McMenemy-v- Capita Business Services Ltd
The Part-Time Workers (Prevention of Less Favourable Treatment) Regulations 2000 state that employers cannot treat part-time workers less favourably than full timers, unless the different treatment can be objectively justified.
In McMenemy -v- Capita Business Services Ltd, the employment appeal tribunal (EAT) said that, although Mr McMenemy had been disadvantaged in comparison to full-time workers, this was not because he was a part timer.
Mr McMenemy’s union, Bectu, instructed Thompsons to act on his behalf.
What were the basic facts?
Mr McMenemy worked full time from 1998 as a researcher for a company that operated a series of call centres, seven days a week. In April 1999 the company agreed that he could work part time – Wednesday-Friday – because he had child care responsibilities.
He was not, however, allowed time off in lieu when public holidays fell on Mondays. The company relied on clause nine of his contract, which said that employees were only entitled to those days when they fell on a “normal working day.”
Mr McMenemy claimed he was entitled to public holidays on a pro rata basis and had been treated less favourably under the regulations.
What did the tribunal decide?
The tribunal agreed that Mr McMenemy had been treated less favourably, but not because he was a part-time worker. He was not therefore protected by the regulations.
Instead, it was because clause nine of his contract provided that employees were entitled to public holidays only “ …where these fall on your normal working day………”.
This applied to both full-time and part-time employees. For instance, Mr McMenemy’s manager, Mr Keeman, had worked full time for a while about a year before, from Tuesday to Saturday, and did not get the benefit of Monday public holidays.
What did the parties argue on appeal?
Mr McMenemy argued that the regulations required the tribunal to compare his situation with that of a current, comparable full-time employee, not a hypothetical one. He also said that the pro rata principle was built into the regulations and that the company was therefore obliged to apply it.
The company, however, said that Mr McMenemy had conflated the two questions that the tribunal had to answer, which were:
• had he been treated less favourably?
• if so, was this because he was a part timer?
There was a clear policy in place that did not allow employees the benefit of a Monday bank holiday if they did not work that day. This applied whether or not the employee worked part time or full time, as the case of Mr Keenan, a member of Mr McMenemy’s team, showed.
What did the EAT decide?
The EAT said the tribunal had been right to decide that Mr McMenemy had been treated less favourably, but this was not because he was a part-time worker. The difference in treatment was because he did not work on Mondays.

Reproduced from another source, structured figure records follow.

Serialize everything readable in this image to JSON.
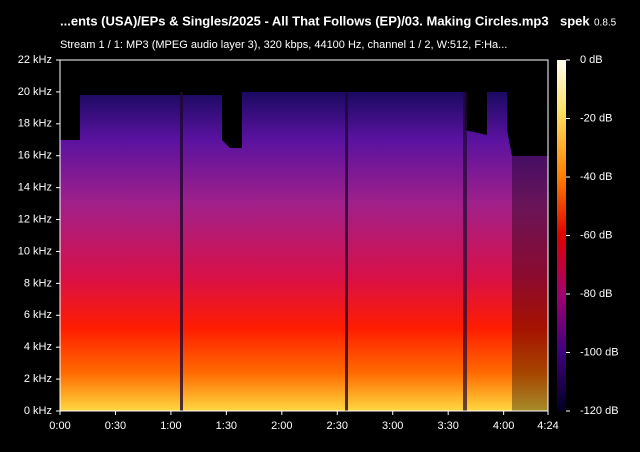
{
  "header": {
    "title": "...ents (USA)/EPs & Singles/2025 - All That Follows (EP)/03. Making Circles.mp3",
    "app": "spek",
    "version": "0.8.5"
  },
  "subtitle": "Stream 1 / 1: MP3 (MPEG audio layer 3), 320 kbps, 44100 Hz, channel 1 / 2, W:512, F:Ha...",
  "frequency_axis": [
    "0 kHz",
    "2 kHz",
    "4 kHz",
    "6 kHz",
    "8 kHz",
    "10 kHz",
    "12 kHz",
    "14 kHz",
    "16 kHz",
    "18 kHz",
    "20 kHz",
    "22 kHz"
  ],
  "time_axis": [
    "0:00",
    "0:30",
    "1:00",
    "1:30",
    "2:00",
    "2:30",
    "3:00",
    "3:30",
    "4:00",
    "4:24"
  ],
  "level_axis": [
    "0 dB",
    "-20 dB",
    "-40 dB",
    "-60 dB",
    "-80 dB",
    "-100 dB",
    "-120 dB"
  ]
}
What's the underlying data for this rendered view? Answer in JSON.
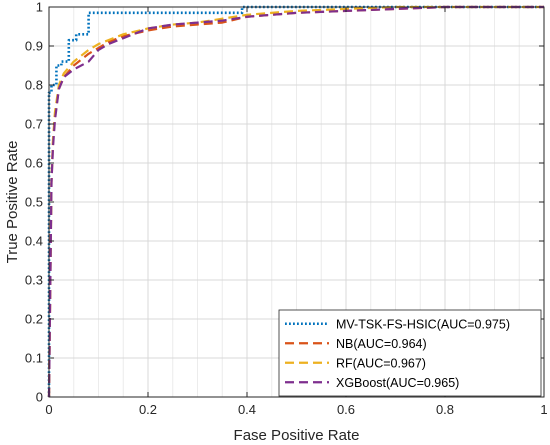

It said that, at this point, the tribunal was entitled to consider whether a hypothetical full-time employee, who did not work Mondays, would have been treated any differently. It had considered all the evidence and decided that the terms of a full timer’s contract would have been the same as that of a part timer, as the example of Mr Keenan showed.
Finally, the EAT rejected the argument that the regulations gave Mr McMenemy a “stand-alone” right to pro rata treatment as regards holidays. This was not something that a tribunal had to consider when deciding whether or not the less favourable treatment was because the employee was a part timer. The union is seeking leave to appeal the decision.